“Datuk” to face 22 charges for allegedly receiving kickbacks over property sale in Australia.
A former chairman of Mara Incorporated is expected to face 22 graft charges in connection with the property purchase scandal by Mara Incorporated in Dudley International House, Australia.
Sources close to the investigation said the 65-year-old, with the title Datuk, is believed to have received RM33.45 million from the said purchase.
Malaysian Anti-Corruption Commission (MACC) Chief Commissioner Datuk Seri Azam Baki, when contacted, confirmed the Datuk’s arrest at noon today at the MACC headquarters.
“He (the Datuk) will be brought to court to face 22 graft charges this Friday,” he said.

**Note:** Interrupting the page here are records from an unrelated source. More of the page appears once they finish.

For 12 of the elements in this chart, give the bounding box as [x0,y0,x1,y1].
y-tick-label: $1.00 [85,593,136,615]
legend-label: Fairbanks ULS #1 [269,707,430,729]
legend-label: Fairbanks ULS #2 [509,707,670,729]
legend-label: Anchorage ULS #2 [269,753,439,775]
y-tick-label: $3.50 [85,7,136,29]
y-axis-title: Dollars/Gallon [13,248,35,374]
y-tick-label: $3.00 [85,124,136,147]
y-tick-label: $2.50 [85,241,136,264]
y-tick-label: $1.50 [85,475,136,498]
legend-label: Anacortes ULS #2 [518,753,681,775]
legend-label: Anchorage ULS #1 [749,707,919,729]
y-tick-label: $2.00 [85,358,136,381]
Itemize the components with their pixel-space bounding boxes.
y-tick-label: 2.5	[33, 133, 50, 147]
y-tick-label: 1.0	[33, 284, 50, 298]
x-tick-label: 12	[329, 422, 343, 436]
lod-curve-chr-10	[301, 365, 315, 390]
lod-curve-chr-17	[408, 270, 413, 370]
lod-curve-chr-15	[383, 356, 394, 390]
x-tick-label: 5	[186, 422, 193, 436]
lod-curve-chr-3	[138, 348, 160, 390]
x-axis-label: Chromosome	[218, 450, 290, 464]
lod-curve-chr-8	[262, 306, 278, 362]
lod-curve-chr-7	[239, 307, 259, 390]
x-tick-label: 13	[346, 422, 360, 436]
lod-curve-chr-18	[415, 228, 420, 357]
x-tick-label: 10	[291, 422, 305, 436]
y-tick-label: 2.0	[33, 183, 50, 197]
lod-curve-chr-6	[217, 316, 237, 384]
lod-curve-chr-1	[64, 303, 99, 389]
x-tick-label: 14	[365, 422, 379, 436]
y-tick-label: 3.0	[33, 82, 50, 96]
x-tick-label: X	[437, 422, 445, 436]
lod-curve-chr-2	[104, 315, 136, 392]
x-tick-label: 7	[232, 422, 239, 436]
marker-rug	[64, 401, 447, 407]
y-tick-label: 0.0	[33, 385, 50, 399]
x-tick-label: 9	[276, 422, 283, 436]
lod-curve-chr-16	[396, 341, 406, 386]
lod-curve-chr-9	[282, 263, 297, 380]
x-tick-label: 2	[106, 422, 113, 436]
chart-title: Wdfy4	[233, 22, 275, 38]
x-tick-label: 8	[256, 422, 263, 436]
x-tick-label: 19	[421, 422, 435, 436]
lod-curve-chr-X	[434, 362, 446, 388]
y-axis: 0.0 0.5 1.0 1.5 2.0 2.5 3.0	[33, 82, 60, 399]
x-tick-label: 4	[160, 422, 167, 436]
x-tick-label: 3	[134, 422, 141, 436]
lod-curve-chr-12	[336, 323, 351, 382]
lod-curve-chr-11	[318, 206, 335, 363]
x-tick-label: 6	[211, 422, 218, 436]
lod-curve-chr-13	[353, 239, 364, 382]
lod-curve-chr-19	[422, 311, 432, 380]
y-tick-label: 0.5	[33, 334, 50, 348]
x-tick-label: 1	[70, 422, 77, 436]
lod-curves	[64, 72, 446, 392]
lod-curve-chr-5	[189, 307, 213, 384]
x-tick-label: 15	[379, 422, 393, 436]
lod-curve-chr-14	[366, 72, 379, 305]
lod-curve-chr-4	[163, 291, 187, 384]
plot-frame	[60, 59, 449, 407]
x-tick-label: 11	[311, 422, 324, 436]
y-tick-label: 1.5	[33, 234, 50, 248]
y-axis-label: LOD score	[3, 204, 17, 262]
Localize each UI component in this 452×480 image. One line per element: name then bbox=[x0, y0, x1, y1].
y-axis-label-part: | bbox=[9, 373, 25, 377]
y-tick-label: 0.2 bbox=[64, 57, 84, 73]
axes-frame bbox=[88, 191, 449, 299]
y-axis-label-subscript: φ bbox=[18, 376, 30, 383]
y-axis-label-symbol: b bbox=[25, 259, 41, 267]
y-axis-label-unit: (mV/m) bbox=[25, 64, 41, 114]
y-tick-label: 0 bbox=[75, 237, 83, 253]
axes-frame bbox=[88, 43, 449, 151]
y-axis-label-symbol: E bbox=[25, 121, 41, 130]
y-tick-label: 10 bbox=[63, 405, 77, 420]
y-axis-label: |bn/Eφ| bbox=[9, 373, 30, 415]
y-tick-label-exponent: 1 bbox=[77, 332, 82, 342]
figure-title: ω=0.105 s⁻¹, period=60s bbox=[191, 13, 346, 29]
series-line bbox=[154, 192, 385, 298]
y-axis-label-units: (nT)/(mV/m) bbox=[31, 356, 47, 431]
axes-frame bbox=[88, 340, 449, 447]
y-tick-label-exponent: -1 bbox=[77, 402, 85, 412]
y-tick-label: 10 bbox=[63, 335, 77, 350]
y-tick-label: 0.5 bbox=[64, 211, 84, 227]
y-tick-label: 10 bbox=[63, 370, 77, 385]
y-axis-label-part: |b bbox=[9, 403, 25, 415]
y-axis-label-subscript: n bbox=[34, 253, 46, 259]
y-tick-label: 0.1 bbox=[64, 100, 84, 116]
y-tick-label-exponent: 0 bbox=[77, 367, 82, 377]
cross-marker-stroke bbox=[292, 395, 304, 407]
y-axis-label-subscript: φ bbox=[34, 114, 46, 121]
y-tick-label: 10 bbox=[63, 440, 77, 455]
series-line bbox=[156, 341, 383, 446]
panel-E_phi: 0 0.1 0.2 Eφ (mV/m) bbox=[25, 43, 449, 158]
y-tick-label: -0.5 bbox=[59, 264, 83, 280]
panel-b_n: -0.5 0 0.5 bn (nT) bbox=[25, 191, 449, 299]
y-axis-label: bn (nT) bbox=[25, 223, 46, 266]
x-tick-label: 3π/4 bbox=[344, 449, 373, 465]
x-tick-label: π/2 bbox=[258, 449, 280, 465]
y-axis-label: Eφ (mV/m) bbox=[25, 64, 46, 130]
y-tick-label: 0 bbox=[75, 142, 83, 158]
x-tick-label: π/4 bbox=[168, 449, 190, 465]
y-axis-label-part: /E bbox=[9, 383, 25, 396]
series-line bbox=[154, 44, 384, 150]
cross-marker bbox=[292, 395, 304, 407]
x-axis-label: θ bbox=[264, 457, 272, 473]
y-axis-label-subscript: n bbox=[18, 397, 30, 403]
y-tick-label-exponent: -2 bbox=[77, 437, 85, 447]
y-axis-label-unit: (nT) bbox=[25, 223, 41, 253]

The scandal involves Mara’s purchase of the multimillion-dollar apartment complex in Australia in 2013.
In July, Australian authorities charged a man, Teen Boon Lye, with bribing a Malaysian official to secure the sale of the building called Dudley House in Melbourne.
According to a report by Sydney Morning Herald, Teen was charged on July 9, some five years after an exposé which revealed the price of the property had been inflated by A$4.75 million (RM14.4 million) to provide kickbacks to a group of Malaysian officials.
The original price for the property was A$17.85 million but it was later sold for A$22.6 million, with the A$4.75 million paid or promised to people, including individuals allegedly named Zach Zainal and Erwan Azizi, with the intention of influencing a Malaysian public official to secure the sale of said property.
The 22 charges are under Section 16(a) and Section 17(a) of the MACC Act 2009 and the Anti-Money Laundering, Anti-Terrorism Financing and Proceeds of Unlawful Activities Act 2001.
Section 16(a) concerns the offence of corruptly soliciting, receiving or agreeing to receive gratification as inducement for certain deeds, while Section 17(a) concerns the offence of gratification as an agent.
Both sections under the MACC Act provide punishment of up to 20 years’ imprisonment and a fine of not less than five times of the gratification sum.
The Dudley property scandal came to light in 2015 when two Australian newspapers reported that the price of Dudley International House was deliberately inflated by AU$4.75 million.
The Australian media report then led to a revelation of other properties said to have also been bought at inflated prices.